Paintings
Shy Tidings
The small object like paintings on cardboard packing material feel like artifacts excavated from buried hidden places. They are modern painting “Trautwein style” ...utilizing a substrate of detritus from twenty first century lifestyles, then transformed by the artist’s additive and subtractive process of layering paint in planned accidents. The result is a suite of paintings with luxurious texture, mystery, surface tension and contours we don’t expect to see.
Some works show the wall through the piece, so the negative space behind is vibrating with the painted material. There are no illusions of depth with this kind of painting, it’s just what’s there. Other pieces use tighter weaves almost like fabric. Some look more sculptural where outer frayed edges or animated shapes emerge. Trautwein’s paintings are enhanced by a limited palette, sometimes just black so nothing becomes too worked, forced or complicated. They just breathe and do not demand much other than the viewer’s contemplation.

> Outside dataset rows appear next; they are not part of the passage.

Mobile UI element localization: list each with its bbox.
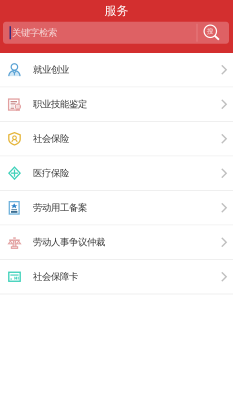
- staticText: 服务: [104, 4, 128, 18]
- staticText: 搜: [207, 27, 214, 35]
- staticText: 社会保险: [33, 133, 69, 144]
- button[interactable]: 医疗保险: [0, 156, 233, 191]
- staticText: 关键字检索: [12, 27, 57, 38]
- staticText: 社会保障卡: [33, 271, 78, 282]
- button[interactable]: 职业技能鉴定: [0, 88, 233, 122]
- button[interactable]: 劳动人事争议仲裁: [0, 226, 233, 260]
- button[interactable]: 社会保障卡: [0, 260, 233, 294]
- staticText: 劳动人事争议仲裁: [33, 236, 105, 248]
- staticText: 医疗保险: [33, 168, 69, 179]
- staticText: 劳动用工备案: [33, 202, 87, 214]
- button[interactable]: 社会保险: [0, 122, 233, 156]
- button[interactable]: 劳动用工备案: [0, 191, 233, 226]
- button[interactable]: 搜索: [198, 22, 229, 44]
- button[interactable]: 就业创业: [0, 53, 233, 88]
- staticText: 就业创业: [33, 64, 69, 76]
- staticText: 职业技能鉴定: [33, 98, 87, 110]
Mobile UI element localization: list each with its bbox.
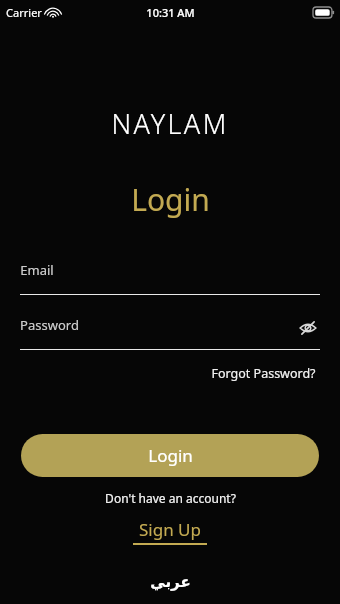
button[interactable]: Sign Up — [133, 518, 207, 545]
staticText: Login — [131, 179, 210, 220]
staticText: Sign Up — [139, 518, 201, 541]
staticText: Don't have an account? — [105, 490, 236, 506]
button[interactable]: Login — [21, 434, 319, 477]
staticText: Login — [148, 444, 193, 467]
button[interactable]: Password — [20, 316, 79, 334]
button[interactable]: Forgot Password? — [207, 361, 320, 386]
staticText: 10:31 AM — [146, 5, 195, 20]
staticText: Forgot Password? — [211, 365, 316, 382]
button[interactable]: Email — [20, 261, 320, 295]
button[interactable]: Show password — [296, 316, 320, 340]
button[interactable]: عربي — [146, 569, 195, 594]
staticText: NAYLAM — [111, 105, 229, 142]
staticText: عربي — [150, 573, 191, 590]
staticText: Email — [20, 261, 54, 279]
staticText: Carrier — [6, 5, 42, 20]
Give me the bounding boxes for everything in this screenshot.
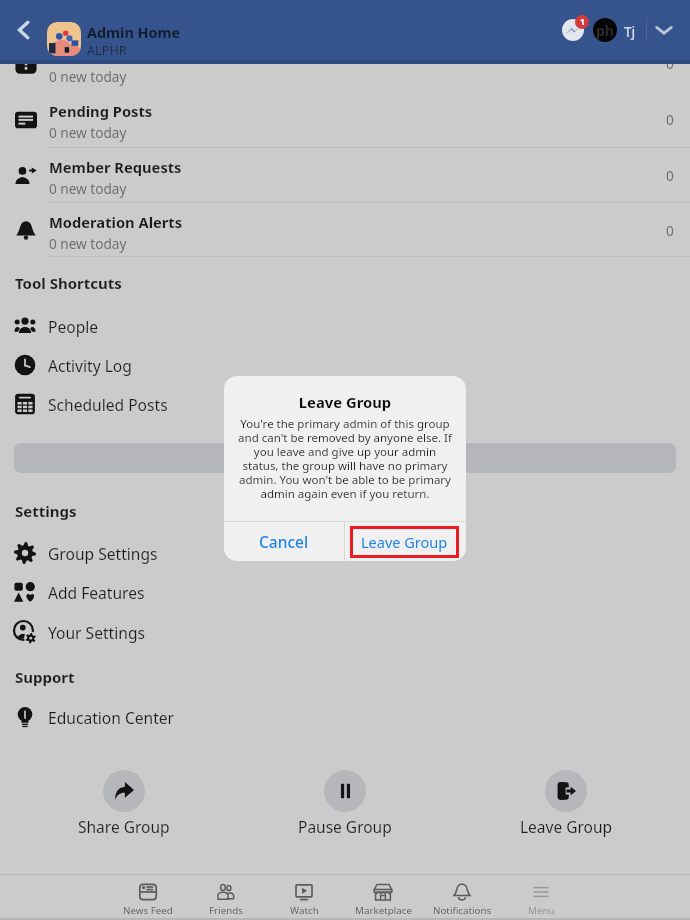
staticText: 0 (666, 110, 674, 129)
button[interactable]: Admin Home (87, 0, 181, 60)
staticText: Watch (290, 904, 319, 917)
staticText: ALPHR (87, 41, 127, 58)
button[interactable]: Watch (265, 882, 343, 917)
button[interactable]: People (0, 308, 690, 344)
staticText: 0 (666, 54, 674, 73)
staticText: Share Group (78, 816, 170, 837)
staticText: Notifications (433, 904, 492, 917)
staticText: Leave Group (361, 532, 448, 552)
staticText: You're the primary admin of this group a… (237, 416, 453, 501)
staticText: Pending Posts (49, 101, 153, 121)
staticText: Marketplace (355, 904, 412, 917)
staticText: Cancel (259, 531, 309, 552)
button[interactable]: More options (652, 11, 676, 49)
staticText: People (48, 316, 99, 337)
button[interactable]: Share Group (69, 770, 179, 837)
staticText: Education Center (48, 707, 175, 728)
button[interactable]: Add Features (0, 574, 690, 610)
button[interactable]: Your Settings (0, 614, 690, 650)
button[interactable]: Member Requests (0, 147, 690, 202)
button[interactable]: Friends (187, 882, 265, 917)
staticText: Member Requests (49, 157, 182, 177)
button[interactable]: Scheduled Posts (0, 386, 690, 422)
button[interactable]: Leave Group (345, 522, 466, 561)
button[interactable]: Marketplace (344, 882, 422, 917)
staticText: Pause Group (298, 816, 392, 837)
button[interactable]: Activity Log (0, 347, 690, 383)
button[interactable]: Back (0, 0, 47, 60)
button[interactable] (47, 22, 81, 56)
staticText: Add Features (48, 582, 145, 603)
staticText: News Feed (123, 904, 173, 917)
staticText: Tj (624, 23, 636, 41)
staticText: Reported Content (49, 45, 180, 65)
button[interactable]: Moderation Alerts (0, 202, 690, 257)
button[interactable]: Menu (502, 882, 580, 917)
button[interactable]: Messenger (552, 11, 594, 49)
button[interactable] (14, 443, 676, 473)
staticText: Scheduled Posts (48, 394, 168, 415)
button[interactable]: Pause Group (290, 770, 400, 837)
button[interactable]: Cancel (224, 522, 344, 561)
button[interactable]: Notifications (423, 882, 501, 917)
staticText: Tool Shortcuts (15, 273, 122, 293)
staticText: 0 new today (49, 179, 127, 198)
button[interactable]: Pending Posts (0, 91, 690, 146)
staticText: 0 new today (49, 123, 127, 142)
staticText: Support (15, 667, 75, 687)
staticText: 1 (580, 16, 585, 28)
button[interactable]: Reported Content (0, 35, 690, 90)
button[interactable]: Education Center (0, 699, 690, 735)
button[interactable]: Profile (593, 18, 617, 42)
staticText: Activity Log (48, 355, 132, 376)
button[interactable]: Leave Group (511, 770, 621, 837)
staticText: ph (596, 21, 614, 40)
staticText: 0 (666, 221, 674, 240)
staticText: Admin Home (87, 23, 181, 43)
staticText: Moderation Alerts (49, 212, 183, 232)
staticText: 0 (666, 166, 674, 185)
staticText: 0 new today (49, 67, 127, 86)
staticText: Friends (209, 904, 243, 917)
staticText: Leave Group (224, 392, 466, 412)
staticText: Your Settings (48, 622, 145, 643)
staticText: Menu (528, 904, 555, 917)
button[interactable]: News Feed (109, 882, 187, 917)
button[interactable]: Group Settings (0, 535, 690, 571)
staticText: Group Settings (48, 543, 158, 564)
staticText: Settings (15, 501, 77, 521)
staticText: Leave Group (520, 816, 613, 837)
staticText: 0 new today (49, 234, 127, 253)
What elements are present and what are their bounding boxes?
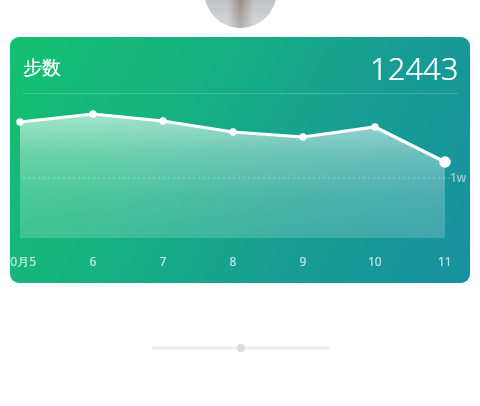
button[interactable]: [0, 0, 480, 406]
button[interactable]: Profile photo: [0, 0, 480, 406]
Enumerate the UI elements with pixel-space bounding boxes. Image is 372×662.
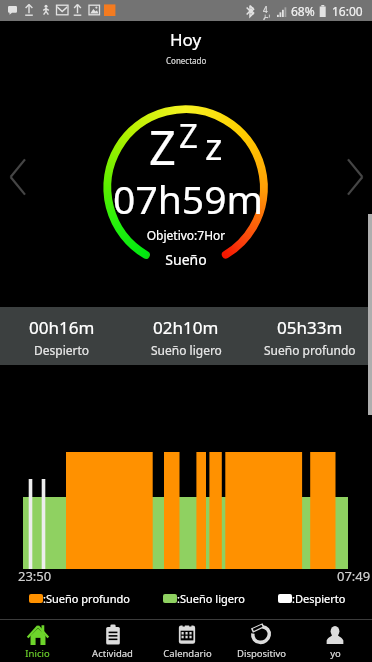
- button[interactable]: Next day: [333, 149, 372, 205]
- staticText: Dispositivo: [237, 647, 286, 660]
- staticText: Calendario: [163, 647, 212, 660]
- staticText: Objetivo:7Hor: [0, 227, 372, 243]
- staticText: Actividad: [92, 647, 133, 660]
- staticText: :Despierto: [292, 591, 346, 606]
- button[interactable]: Actividad: [75, 620, 150, 660]
- staticText: 4G: [263, 4, 273, 20]
- staticText: Sueño profundo: [264, 342, 356, 358]
- button[interactable]: Dispositivo: [224, 620, 298, 660]
- staticText: yo: [330, 647, 341, 660]
- button[interactable]: yo: [298, 620, 372, 660]
- button[interactable]: Inicio: [0, 620, 75, 660]
- staticText: z: [205, 120, 223, 170]
- staticText: 05h33m: [277, 316, 343, 339]
- staticText: 00h16m: [29, 316, 95, 339]
- staticText: Hoy: [170, 28, 202, 51]
- staticText: :Sueño ligero: [177, 591, 245, 606]
- staticText: Z: [179, 113, 198, 158]
- staticText: 68%: [291, 3, 315, 19]
- staticText: :Sueño profundo: [43, 591, 130, 606]
- staticText: Inicio: [25, 647, 50, 660]
- staticText: 07:49: [337, 567, 371, 585]
- button[interactable]: Previous day: [0, 149, 40, 205]
- staticText: 23:50: [18, 567, 52, 585]
- staticText: Despierto: [34, 342, 90, 358]
- staticText: Sueño: [0, 250, 372, 269]
- button[interactable]: Calendario: [150, 620, 224, 660]
- button[interactable]: 00h16m: [0, 307, 124, 358]
- button[interactable]: 05h33m: [248, 307, 372, 358]
- staticText: 02h10m: [153, 316, 219, 339]
- button[interactable]: 02h10m: [124, 307, 248, 358]
- staticText: 16:00: [332, 3, 363, 19]
- staticText: 07h59m: [2, 172, 372, 225]
- staticText: Conectado: [166, 55, 207, 66]
- staticText: Z: [149, 115, 176, 179]
- staticText: Sueño ligero: [151, 342, 222, 358]
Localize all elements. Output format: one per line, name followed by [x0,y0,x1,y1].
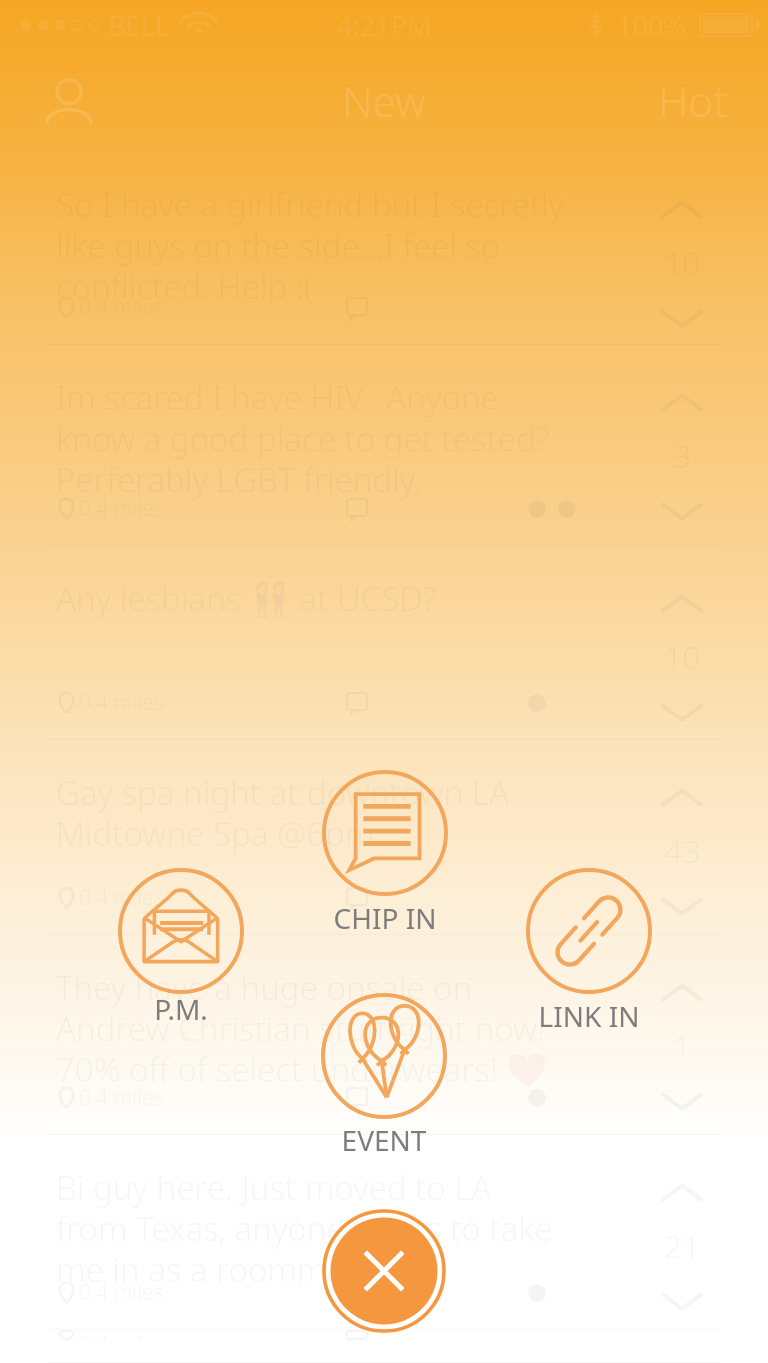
staticText: Im scared I have HIV…Anyone know a good … [56,375,565,501]
staticText: LINK IN [509,997,669,1035]
button[interactable]: Close menu [322,1209,446,1333]
button[interactable]: EVENT [304,993,464,1161]
button[interactable]: So I have a girlfriend but I secretly li… [0,152,768,345]
staticText: 10 [664,241,701,285]
staticText: CHIP IN [305,899,465,937]
staticText: Bi guy here. Just moved to LA from Texas… [56,1165,565,1291]
button[interactable]: Bi guy here. Just moved to LA from Texas… [0,1135,768,1330]
staticText: EVENT [304,1121,464,1159]
button[interactable]: CHIP IN [305,770,465,939]
button[interactable]: New [342,72,426,129]
staticText: They have a huge onsale on Andrew Christ… [56,965,565,1092]
staticText: Gay spa night at downtown LA Midtowne Sp… [56,770,565,855]
button[interactable]: Gay spa night at downtown LA Midtowne Sp… [0,740,768,935]
staticText: So I have a girlfriend but I secretly li… [56,182,565,308]
button[interactable]: LINK IN [509,868,669,1037]
staticText: New [342,72,426,129]
button[interactable]: Has anyone been to the new gay bar in we… [0,1330,768,1363]
staticText: P.M. [101,990,261,1028]
staticText: 100% [617,7,686,44]
button[interactable]: Profile [46,77,92,123]
staticText: 0.4 miles [79,883,164,912]
staticText: BELL [108,7,169,44]
button[interactable]: P.M. [101,868,261,1030]
button[interactable]: Hot [658,72,728,129]
staticText: 4:21PM [337,7,432,44]
button[interactable]: They have a huge onsale on Andrew Christ… [0,935,768,1135]
staticText: Any lesbians 👭 at UCSD? [56,576,437,621]
button[interactable]: Im scared I have HIV…Anyone know a good … [0,345,768,546]
button[interactable]: Any lesbians 👭 at UCSD? [0,546,768,740]
staticText: Hot [658,72,728,129]
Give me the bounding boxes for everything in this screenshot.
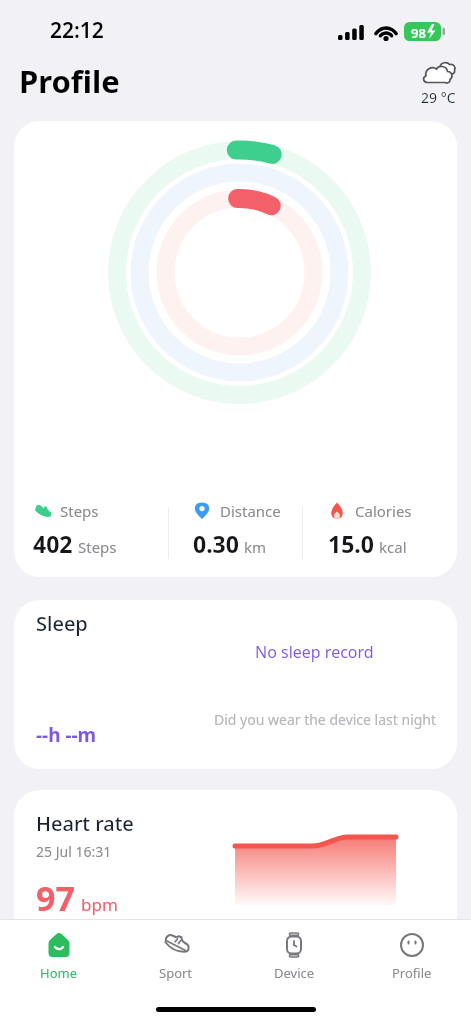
staticText: Heart rate: [36, 810, 134, 837]
button[interactable]: Heart rate: [14, 790, 457, 990]
button[interactable]: Steps: [14, 121, 457, 577]
staticText: Device: [274, 964, 315, 982]
staticText: Sport: [159, 964, 193, 982]
button[interactable]: Device: [235, 930, 353, 982]
staticText: Calories: [355, 501, 412, 521]
staticText: Distance: [220, 501, 281, 521]
staticText: 98: [411, 24, 426, 42]
staticText: Steps: [78, 537, 117, 557]
staticText: bpm: [81, 893, 118, 916]
staticText: Did you wear the device last night: [214, 710, 437, 729]
staticText: kcal: [379, 537, 407, 557]
staticText: Sleep: [36, 610, 88, 637]
staticText: Profile: [19, 60, 120, 102]
staticText: 0.30: [193, 528, 239, 559]
button[interactable]: Profile: [353, 930, 471, 982]
staticText: km: [244, 537, 267, 557]
staticText: 97: [36, 875, 75, 921]
staticText: Steps: [60, 501, 99, 521]
staticText: 22:12: [50, 16, 104, 45]
staticText: 29 °C: [421, 88, 456, 107]
button[interactable]: Sleep: [14, 600, 457, 769]
staticText: 15.0: [328, 528, 374, 559]
button[interactable]: Sport: [117, 930, 235, 982]
staticText: Home: [40, 964, 77, 982]
staticText: --h --m: [36, 722, 97, 748]
staticText: 402: [33, 528, 73, 559]
staticText: 25 Jul 16:31: [36, 842, 112, 861]
button[interactable]: Home: [0, 930, 117, 982]
staticText: No sleep record: [255, 641, 374, 663]
staticText: Profile: [392, 964, 432, 982]
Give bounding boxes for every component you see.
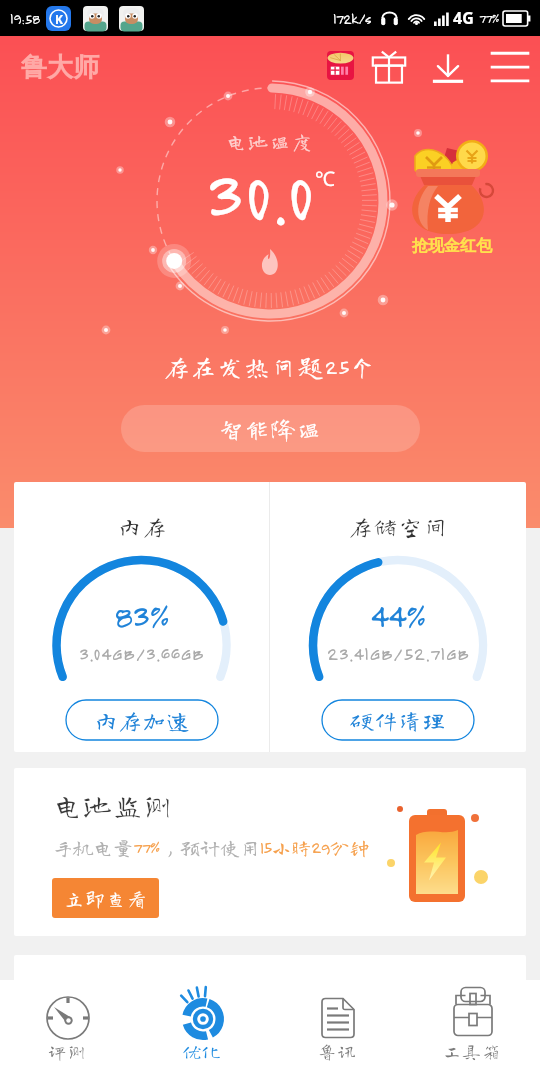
staticText: 鲁讯 — [318, 1042, 357, 1060]
button[interactable]: 鲁讯 — [270, 980, 405, 1080]
staticText: 3.04GB/3.66GB — [79, 643, 205, 665]
button[interactable]: Download — [430, 50, 466, 86]
staticText: 智能降温 — [219, 417, 323, 441]
staticText: 立即查看 — [64, 888, 148, 908]
staticText: 23.41GB/52.71GB — [327, 643, 470, 665]
staticText: ℃ — [315, 165, 335, 192]
staticText: 电池温度 — [226, 131, 314, 151]
button[interactable]: Cash red packet — [402, 140, 502, 258]
staticText: 4G — [453, 7, 474, 29]
staticText: 内存加速 — [94, 709, 190, 732]
button[interactable]: 智能降温 — [121, 405, 420, 452]
staticText: 77% — [479, 11, 499, 26]
staticText: 77% — [133, 837, 160, 857]
staticText: 优化 — [183, 1042, 222, 1060]
staticText: K — [55, 11, 63, 27]
staticText: 硬件清理 — [350, 709, 446, 732]
staticText: 15小时29分钟 — [260, 837, 370, 857]
button[interactable]: Promotion — [327, 51, 354, 80]
staticText: 存在发热问题25个 — [164, 354, 377, 379]
staticText: 存储空间 — [348, 515, 448, 538]
staticText: 电池监测 — [53, 790, 174, 819]
button[interactable]: 内存加速 — [66, 700, 218, 740]
staticText: 抢现金红包 — [412, 236, 492, 256]
staticText: 评测 — [48, 1042, 87, 1060]
button[interactable]: 评测 — [0, 980, 135, 1080]
button[interactable]: 立即查看 — [52, 878, 159, 918]
staticText: 鲁大师 — [21, 51, 99, 84]
staticText: 手机电量 — [53, 837, 133, 857]
staticText: 内存 — [117, 515, 167, 538]
staticText: 172k/s — [333, 10, 371, 27]
staticText: 44% — [370, 596, 426, 636]
staticText: ，预计使用 — [160, 837, 260, 857]
staticText: 工具箱 — [443, 1042, 502, 1060]
staticText: 19:58 — [10, 10, 40, 27]
staticText: 30.0 — [205, 151, 315, 237]
button[interactable]: 硬件清理 — [322, 700, 474, 740]
button[interactable]: 鲁大师 — [21, 51, 99, 84]
staticText: 83% — [114, 596, 169, 636]
button[interactable]: Menu — [489, 50, 531, 86]
button[interactable]: Gift — [371, 51, 407, 85]
button[interactable]: 优化 — [135, 980, 270, 1080]
button[interactable]: 工具箱 — [405, 980, 540, 1080]
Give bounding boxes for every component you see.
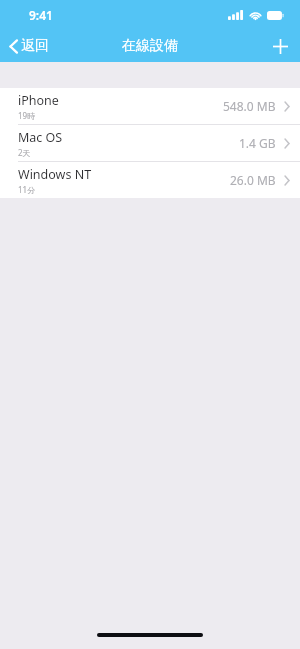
- staticText: 返回: [21, 37, 49, 55]
- button[interactable]: iPhone: [0, 88, 300, 124]
- staticText: 26.0 MB: [230, 172, 276, 188]
- staticText: Windows NT: [18, 166, 92, 183]
- staticText: 11分: [18, 184, 36, 195]
- staticText: 19時: [18, 110, 36, 121]
- staticText: 9:41: [29, 7, 53, 23]
- button[interactable]: 返回: [0, 30, 59, 62]
- staticText: 1.4 GB: [239, 135, 276, 151]
- staticText: iPhone: [18, 92, 59, 109]
- button[interactable]: Mac OS: [0, 125, 300, 161]
- staticText: Mac OS: [18, 129, 63, 146]
- staticText: 548.0 MB: [223, 98, 276, 114]
- staticText: 在線設備: [122, 37, 178, 55]
- staticText: 2天: [18, 147, 31, 158]
- button[interactable]: Add device: [261, 30, 300, 62]
- button[interactable]: Windows NT: [0, 162, 300, 198]
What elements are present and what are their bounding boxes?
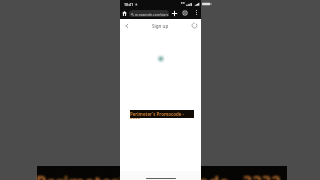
button[interactable]: More options <box>193 9 200 16</box>
button[interactable]: m.example.com/signup <box>129 10 169 17</box>
button[interactable]: Perimeter's Promocode - 3232 <box>130 110 194 118</box>
staticText: Perimeter's Promocode - 3232 <box>36 170 281 180</box>
staticText: 10:41 <box>124 2 134 7</box>
staticText: Sign up <box>152 23 169 29</box>
staticText: Perimeter's Promocode - 3232 <box>130 111 194 119</box>
button[interactable]: Home <box>121 10 128 17</box>
button[interactable]: Tabs <box>181 9 189 17</box>
button[interactable]: Back <box>122 21 131 30</box>
button[interactable]: Reload <box>190 21 199 30</box>
staticText: m.example.com/signup <box>135 12 169 16</box>
button[interactable]: New tab <box>170 9 178 17</box>
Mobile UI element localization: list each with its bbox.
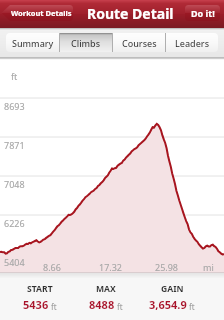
staticText: Do it! bbox=[191, 7, 215, 19]
staticText: mi bbox=[203, 261, 214, 273]
button[interactable]: MAX bbox=[73, 283, 139, 312]
staticText: Climbs bbox=[71, 37, 101, 49]
staticText: 25.98 bbox=[155, 261, 179, 273]
staticText: Leaders bbox=[175, 37, 210, 49]
staticText: GAIN bbox=[161, 283, 184, 295]
staticText: 8488 bbox=[89, 297, 115, 312]
staticText: 8.66 bbox=[43, 261, 61, 273]
staticText: Route Detail bbox=[87, 4, 174, 23]
button[interactable]: Summary bbox=[6, 33, 59, 52]
button[interactable]: Leaders bbox=[166, 33, 218, 52]
staticText: ft bbox=[115, 301, 123, 312]
button[interactable]: GAIN bbox=[139, 283, 205, 312]
staticText: 7871 bbox=[4, 139, 25, 151]
staticText: ft bbox=[11, 70, 18, 82]
button[interactable]: START bbox=[6, 283, 73, 312]
staticText: 5404 bbox=[4, 256, 25, 268]
staticText: Workout Details bbox=[11, 8, 72, 18]
staticText: Summary bbox=[12, 37, 54, 49]
button[interactable]: Climbs bbox=[60, 33, 112, 52]
staticText: MAX bbox=[96, 283, 116, 295]
staticText: 5436 bbox=[23, 297, 49, 312]
staticText: 8693 bbox=[4, 100, 25, 112]
staticText: 3,654.9 bbox=[149, 297, 187, 312]
staticText: ft bbox=[49, 301, 57, 312]
staticText: 17.32 bbox=[99, 261, 123, 273]
staticText: ft bbox=[187, 301, 195, 312]
button[interactable]: Workout Details bbox=[1, 5, 73, 21]
staticText: Courses bbox=[122, 37, 157, 49]
staticText: 6226 bbox=[4, 217, 25, 229]
staticText: 7048 bbox=[4, 178, 25, 190]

In Trautwein’s words this work is part of an ongoing exploration of conceptual and post-minimalist painting, much rooted in the process of the now, guided only by the use of the materials and their momentary transformations. These are paintings of transience, impermanence and imperfection. In search for a title, Shy Tidings came in a dream.
Gwen Terpstra, Gallery 60SIX, San Francisco, 2025
Sedimentaion
This work is a continuation of the exploration and process seen in the last series “Into the Unknown”. The painting process is a dance of controlled accidents made with additive and subtractive processes. The artist says about this work, “the series redefines the notion of content elimination and transformation within the field of painting. The resulting "paint overs" or "Übermalungen" represent a transformation, a metamorphosis of content, that transcends the initial source.”
Many of the works feel like they borrow an aesthetic of Asian landscape painting on scrolls but bold color and robust, dense marks replace preciousness. It’s no surprise that images found in nature appear as the artist maintains his process of marrying intention and chance and the result is as evocative, nuanced and fresh as the evolution of a glacier or an instant splash of sunlight or water seen on rock or field. As in an earlier suite of paintings called “Topography”, some works evoke images as seen from above the earth contrasting other works feeling as though a telephoto lens captured the composition in a painted moment.
In Trautwein’s words, "Sedimentation" revolves around the mesmerizing process that occurs when pigments, initially suspended in liquid paint, gradually settle out and come to rest against a physical barrier. This process mirrors the way elements in the natural world settle and evolve over time, ultimately forming new configurations. "Sedimentation" captures various stages of dissolution, moving from form into formlessness, like a snapshot of nature's perpetual cycle of change.